Just as an entomologist can help develop a more effective pesticide, a psychologist can help determine the best way to treat a schizophrenic patient. A political scientist can help groups plan the most effective course of action to allocate funds for a philanthropic cause just as well as an engineer can use those funds to construct the sturdiest building.

Yet the purpose of the humanities and the arts extends beyond mere utility. And our society, in the blind pursuit of profit and practicality, seems to have forgotten that life is more than a series of interlocking cogs and gears. It is far too complex to be distilled into a blueprint and measured with exact specifications. Humans are too unique and too individual to be reduced to data points on a graph or equations in a math problem.

But that’s okay.

It is these complexities, these intricacies, these differences that the humanities and arts alone can raise. What does it mean to be human? How do we treat others in society? How do we decide who we want to be and what we want to do? Scientific study alone is insufficient to answer these questions.

Novels, biographies, paintings and sculptures—each allows us to detach ourselves from our small plane of existence and experience the lives of people very different from ourselves. We see the world through the eyes of a single working mother struggling to feed her children as a city decays around her, and empathize with her plight. We hear the cheering adulation of joyous crowds celebrating the emancipation of a city under siege by crime and share the triumph of our human compatriots.
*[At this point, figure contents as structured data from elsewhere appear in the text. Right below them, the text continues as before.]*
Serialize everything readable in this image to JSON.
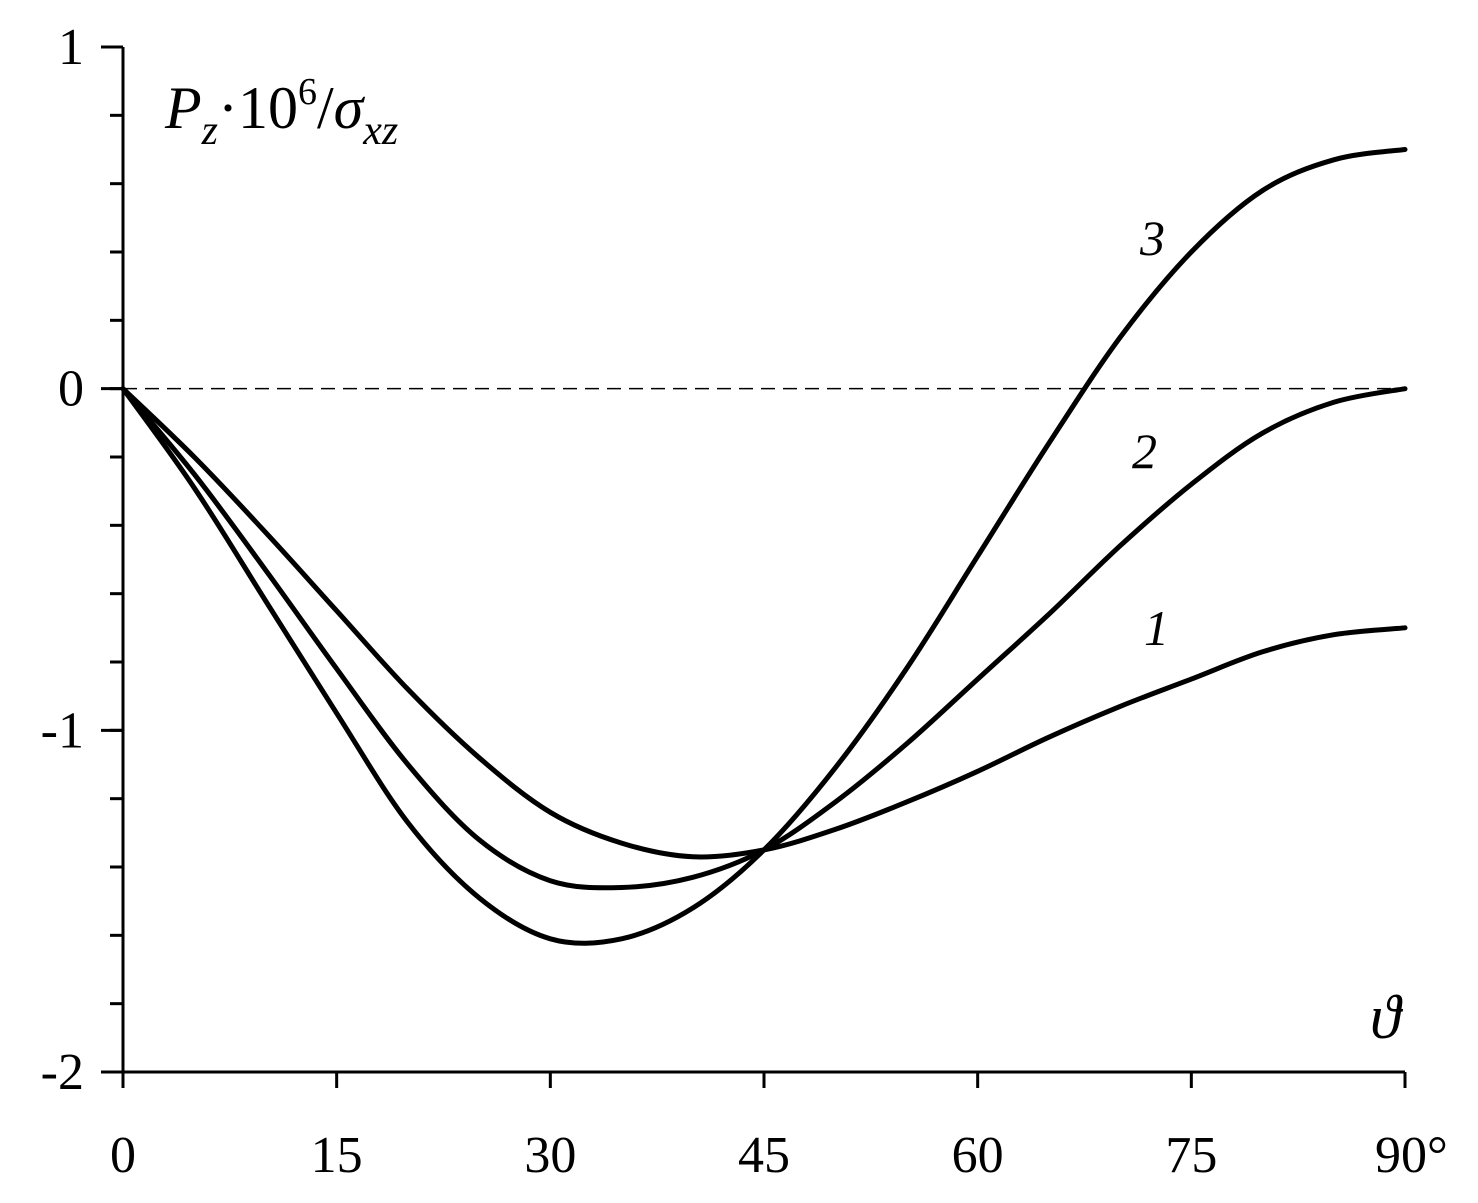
{
  "chart_data": {
    "type": "line",
    "y_title": {
      "base": "P",
      "sub_base": "z",
      "mid": "·10",
      "sup": "6",
      "slash": "/",
      "sigma": "σ",
      "sub_sigma": "xz"
    },
    "x_title": "ϑ",
    "xlim": [
      0,
      90
    ],
    "ylim": [
      -2,
      1
    ],
    "x_ticks": [
      "0",
      "15",
      "30",
      "45",
      "60",
      "75",
      "90°"
    ],
    "x_tick_values": [
      0,
      15,
      30,
      45,
      60,
      75,
      90
    ],
    "y_ticks": [
      "1",
      "0",
      "-1",
      "-2"
    ],
    "y_tick_values": [
      1,
      0,
      -1,
      -2
    ],
    "y_minor_step": 0.2,
    "reference_line_y": 0,
    "grid": false,
    "x": [
      0,
      5,
      10,
      15,
      20,
      25,
      30,
      35,
      40,
      45,
      50,
      55,
      60,
      65,
      70,
      75,
      80,
      85,
      90
    ],
    "series": [
      {
        "label": "1",
        "values": [
          0,
          -0.2,
          -0.42,
          -0.65,
          -0.88,
          -1.08,
          -1.24,
          -1.33,
          -1.37,
          -1.35,
          -1.29,
          -1.21,
          -1.12,
          -1.02,
          -0.93,
          -0.85,
          -0.77,
          -0.72,
          -0.7
        ]
      },
      {
        "label": "2",
        "values": [
          0,
          -0.25,
          -0.53,
          -0.82,
          -1.1,
          -1.32,
          -1.44,
          -1.46,
          -1.43,
          -1.35,
          -1.21,
          -1.04,
          -0.85,
          -0.66,
          -0.46,
          -0.28,
          -0.13,
          -0.04,
          0
        ]
      },
      {
        "label": "3",
        "values": [
          0,
          -0.29,
          -0.62,
          -0.95,
          -1.27,
          -1.49,
          -1.61,
          -1.61,
          -1.52,
          -1.35,
          -1.11,
          -0.82,
          -0.49,
          -0.16,
          0.15,
          0.4,
          0.58,
          0.67,
          0.7
        ]
      }
    ]
  }
}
Each of these conveys something universal about the human experience that data aligned on a graph cannot. Through these multifarious experiences, we learn more about ourselves and the way we see the world and interact with others in it. There is a reason stories have been passed down from generation to generation and artworks have been crafted for so long in human history. They have an inexpressible power that speaks to experiences uniquely our own.

But more importantly, they allow us to peek into the world of others’ experiences and understand a different world than the one we normally inhabit every day. And through that, we gain a deep understanding of what others’ lives are like, one that we could not have gained by remaining in our own body and experiencing the world through only our eyes. We as humans do not exist independently of one another. We interact with others every day. And we interact better when we are able to empathize with our kin. The humanities alone allow us to do this.
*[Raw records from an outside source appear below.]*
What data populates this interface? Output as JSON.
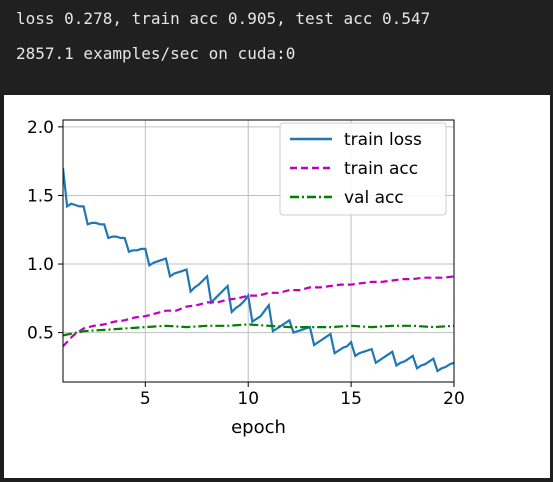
{
  "console": {
    "lines": [
      "loss 0.278, train acc 0.905, test acc 0.547",
      "2857.1 examples/sec on cuda:0"
    ]
  },
  "colors": {
    "console_bg": "#202020",
    "console_text": "#e6e6e6",
    "train_loss": "#1f77b4",
    "train_acc": "#bf00bf",
    "val_acc": "#008000",
    "grid": "#c0c0c0"
  },
  "chart_data": {
    "type": "line",
    "xlabel": "epoch",
    "ylabel": "",
    "xlim": [
      1,
      20
    ],
    "ylim": [
      0.14,
      2.05
    ],
    "xticks": [
      5,
      10,
      15,
      20
    ],
    "yticks": [
      0.5,
      1.0,
      1.5,
      2.0
    ],
    "xtick_labels": [
      "5",
      "10",
      "15",
      "20"
    ],
    "ytick_labels": [
      "0.5",
      "1.0",
      "1.5",
      "2.0"
    ],
    "grid": true,
    "legend": "top-right",
    "series": [
      {
        "name": "train loss",
        "style": "solid",
        "x": [
          1.0,
          1.2,
          1.4,
          1.6,
          1.8,
          2.0,
          2.2,
          2.4,
          2.6,
          2.8,
          3.0,
          3.2,
          3.4,
          3.6,
          3.8,
          4.0,
          4.2,
          4.4,
          4.6,
          4.8,
          5.0,
          5.2,
          5.4,
          5.6,
          5.8,
          6.0,
          6.2,
          6.4,
          6.6,
          6.8,
          7.0,
          7.2,
          7.4,
          7.6,
          7.8,
          8.0,
          8.2,
          8.4,
          8.6,
          8.8,
          9.0,
          9.2,
          9.4,
          9.6,
          9.8,
          10.0,
          10.2,
          10.4,
          10.6,
          10.8,
          11.0,
          11.2,
          11.4,
          11.6,
          11.8,
          12.0,
          12.2,
          12.4,
          12.6,
          12.8,
          13.0,
          13.2,
          13.4,
          13.6,
          13.8,
          14.0,
          14.2,
          14.4,
          14.6,
          14.8,
          15.0,
          15.2,
          15.4,
          15.6,
          15.8,
          16.0,
          16.2,
          16.4,
          16.6,
          16.8,
          17.0,
          17.2,
          17.4,
          17.6,
          17.8,
          18.0,
          18.2,
          18.4,
          18.6,
          18.8,
          19.0,
          19.2,
          19.4,
          19.6,
          19.8,
          20.0
        ],
        "y": [
          1.7,
          1.42,
          1.44,
          1.43,
          1.42,
          1.42,
          1.29,
          1.3,
          1.3,
          1.29,
          1.29,
          1.19,
          1.2,
          1.2,
          1.19,
          1.19,
          1.09,
          1.1,
          1.1,
          1.11,
          1.11,
          0.99,
          1.01,
          1.02,
          1.03,
          1.04,
          0.91,
          0.93,
          0.94,
          0.95,
          0.96,
          0.8,
          0.83,
          0.85,
          0.88,
          0.91,
          0.72,
          0.75,
          0.78,
          0.81,
          0.84,
          0.65,
          0.68,
          0.7,
          0.73,
          0.77,
          0.58,
          0.6,
          0.62,
          0.66,
          0.7,
          0.51,
          0.53,
          0.55,
          0.57,
          0.59,
          0.5,
          0.51,
          0.52,
          0.53,
          0.54,
          0.41,
          0.43,
          0.45,
          0.47,
          0.49,
          0.35,
          0.37,
          0.39,
          0.4,
          0.43,
          0.33,
          0.35,
          0.36,
          0.37,
          0.38,
          0.28,
          0.3,
          0.32,
          0.34,
          0.36,
          0.26,
          0.28,
          0.29,
          0.31,
          0.33,
          0.24,
          0.26,
          0.27,
          0.29,
          0.31,
          0.22,
          0.24,
          0.25,
          0.27,
          0.28
        ]
      },
      {
        "name": "train acc",
        "style": "dashed",
        "x": [
          1.0,
          1.5,
          2.0,
          2.5,
          3.0,
          3.5,
          4.0,
          4.5,
          5.0,
          5.5,
          6.0,
          6.5,
          7.0,
          7.5,
          8.0,
          8.5,
          9.0,
          9.5,
          10.0,
          10.5,
          11.0,
          11.5,
          12.0,
          12.5,
          13.0,
          13.5,
          14.0,
          14.5,
          15.0,
          15.5,
          16.0,
          16.5,
          17.0,
          17.5,
          18.0,
          18.5,
          19.0,
          19.5,
          20.0
        ],
        "y": [
          0.4,
          0.48,
          0.53,
          0.55,
          0.56,
          0.58,
          0.59,
          0.61,
          0.62,
          0.64,
          0.66,
          0.66,
          0.69,
          0.7,
          0.72,
          0.72,
          0.74,
          0.75,
          0.77,
          0.77,
          0.79,
          0.79,
          0.81,
          0.81,
          0.83,
          0.83,
          0.84,
          0.85,
          0.85,
          0.86,
          0.87,
          0.87,
          0.88,
          0.89,
          0.89,
          0.9,
          0.9,
          0.9,
          0.91
        ]
      },
      {
        "name": "val acc",
        "style": "dashdot",
        "x": [
          1,
          2,
          3,
          4,
          5,
          6,
          7,
          8,
          9,
          10,
          11,
          12,
          13,
          14,
          15,
          16,
          17,
          18,
          19,
          20
        ],
        "y": [
          0.48,
          0.51,
          0.52,
          0.53,
          0.54,
          0.55,
          0.54,
          0.55,
          0.55,
          0.56,
          0.55,
          0.54,
          0.54,
          0.54,
          0.55,
          0.54,
          0.55,
          0.55,
          0.54,
          0.55
        ]
      }
    ]
  }
}
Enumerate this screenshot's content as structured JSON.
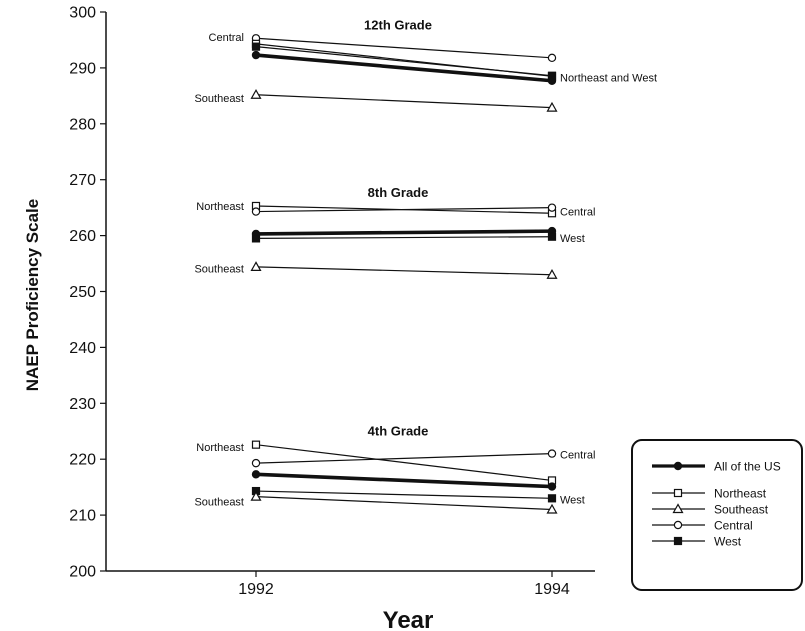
{
  "chart_data": {
    "type": "line",
    "xlabel": "Year",
    "ylabel": "NAEP Proficiency Scale",
    "x": [
      "1992",
      "1994"
    ],
    "ylim": [
      200,
      300
    ],
    "yticks": [
      "200",
      "210",
      "220",
      "230",
      "240",
      "250",
      "260",
      "270",
      "280",
      "290",
      "300"
    ],
    "grid": false,
    "legend_position": "bottom-right",
    "legend": [
      {
        "name": "All of the US",
        "marker": "filled-circle",
        "thick": true
      },
      {
        "name": "Northeast",
        "marker": "square"
      },
      {
        "name": "Southeast",
        "marker": "triangle"
      },
      {
        "name": "Central",
        "marker": "circle"
      },
      {
        "name": "West",
        "marker": "filled-square"
      }
    ],
    "groups": [
      {
        "title": "12th Grade",
        "series": [
          {
            "name": "Central",
            "marker": "circle",
            "values": [
              295.3,
              291.8
            ]
          },
          {
            "name": "Northeast",
            "marker": "square",
            "values": [
              294.3,
              288.5
            ]
          },
          {
            "name": "West",
            "marker": "filled-square",
            "values": [
              293.8,
              288.6
            ]
          },
          {
            "name": "All of the US",
            "marker": "filled-circle",
            "thick": true,
            "values": [
              292.3,
              287.7
            ]
          },
          {
            "name": "Southeast",
            "marker": "triangle",
            "values": [
              285.2,
              282.9
            ]
          }
        ]
      },
      {
        "title": "8th Grade",
        "series": [
          {
            "name": "Northeast",
            "marker": "square",
            "values": [
              265.3,
              264.0
            ]
          },
          {
            "name": "Central",
            "marker": "circle",
            "values": [
              264.3,
              265.0
            ]
          },
          {
            "name": "All of the US",
            "marker": "filled-circle",
            "thick": true,
            "values": [
              260.3,
              260.8
            ]
          },
          {
            "name": "West",
            "marker": "filled-square",
            "values": [
              259.5,
              259.8
            ]
          },
          {
            "name": "Southeast",
            "marker": "triangle",
            "values": [
              254.4,
              253.0
            ]
          }
        ]
      },
      {
        "title": "4th Grade",
        "series": [
          {
            "name": "Northeast",
            "marker": "square",
            "values": [
              222.6,
              216.2
            ]
          },
          {
            "name": "Central",
            "marker": "circle",
            "values": [
              219.3,
              221.0
            ]
          },
          {
            "name": "All of the US",
            "marker": "filled-circle",
            "thick": true,
            "values": [
              217.3,
              215.1
            ]
          },
          {
            "name": "West",
            "marker": "filled-square",
            "values": [
              214.3,
              213.0
            ]
          },
          {
            "name": "Southeast",
            "marker": "triangle",
            "values": [
              213.3,
              211.0
            ]
          }
        ]
      }
    ],
    "annotations": [
      {
        "text": "Central",
        "x": "1992",
        "y": 295.5,
        "side": "left"
      },
      {
        "text": "Southeast",
        "x": "1992",
        "y": 284.6,
        "side": "left"
      },
      {
        "text": "Northeast and West",
        "x": "1994",
        "y": 288.3,
        "side": "right"
      },
      {
        "text": "Northeast",
        "x": "1992",
        "y": 265.3,
        "side": "left"
      },
      {
        "text": "Southeast",
        "x": "1992",
        "y": 254.1,
        "side": "left"
      },
      {
        "text": "Central",
        "x": "1994",
        "y": 264.3,
        "side": "right"
      },
      {
        "text": "West",
        "x": "1994",
        "y": 259.6,
        "side": "right"
      },
      {
        "text": "Northeast",
        "x": "1992",
        "y": 222.2,
        "side": "left"
      },
      {
        "text": "Southeast",
        "x": "1992",
        "y": 212.4,
        "side": "left"
      },
      {
        "text": "Central",
        "x": "1994",
        "y": 220.8,
        "side": "right"
      },
      {
        "text": "West",
        "x": "1994",
        "y": 212.8,
        "side": "right"
      }
    ]
  }
}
With these insights into other peoples’ lives, we become more aware of our actions and can evaluate their impacts on the greater society. Only when we engage in this type of evaluation are we able to achieve a state of thinking that allows us to decide what actions are morally just and which are unjust, something Science alone cannot do. Science does not provide us with the answers to moral questions—the humanities can.

In the midst of first constructing the atomic bomb his theory of relativity helped create, Albert Einstein remarked, “Perfection of means and confusion of goals seem—in my opinion—to characterize our age.”
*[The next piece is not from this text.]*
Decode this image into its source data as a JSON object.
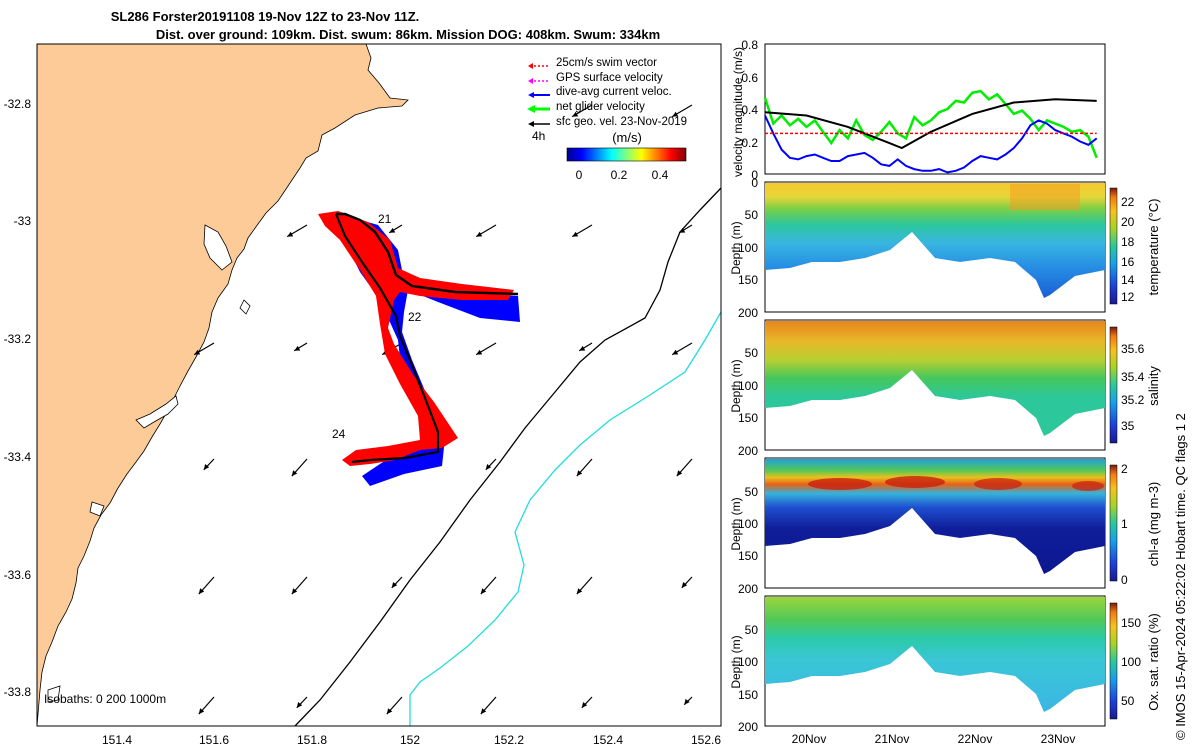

That could just as easily be said about us in the year 2113. We have devoted our resources to figuring out the most efficient way to generate electricity and how to engineer safe, high-speed transportation systems. But Science doesn’t tell us what to do with the things it has helped us create. And for all the inventions, creations and constructions society has generated, only the humanities can tell us what goals we as a society should strive for. 

The last bastion of art and society, HASSLE, will soon be removed from UCR, and it is discouraging to imagine a UCR that does not teach the liberal arts. As society marches onward, and the humanities are swept below the surface of the earth to be discovered by aspiring archaeologists centuries into the future, we must always remember that the arts and humanities have nurtured our society to maturity. Our world is incomplete without it.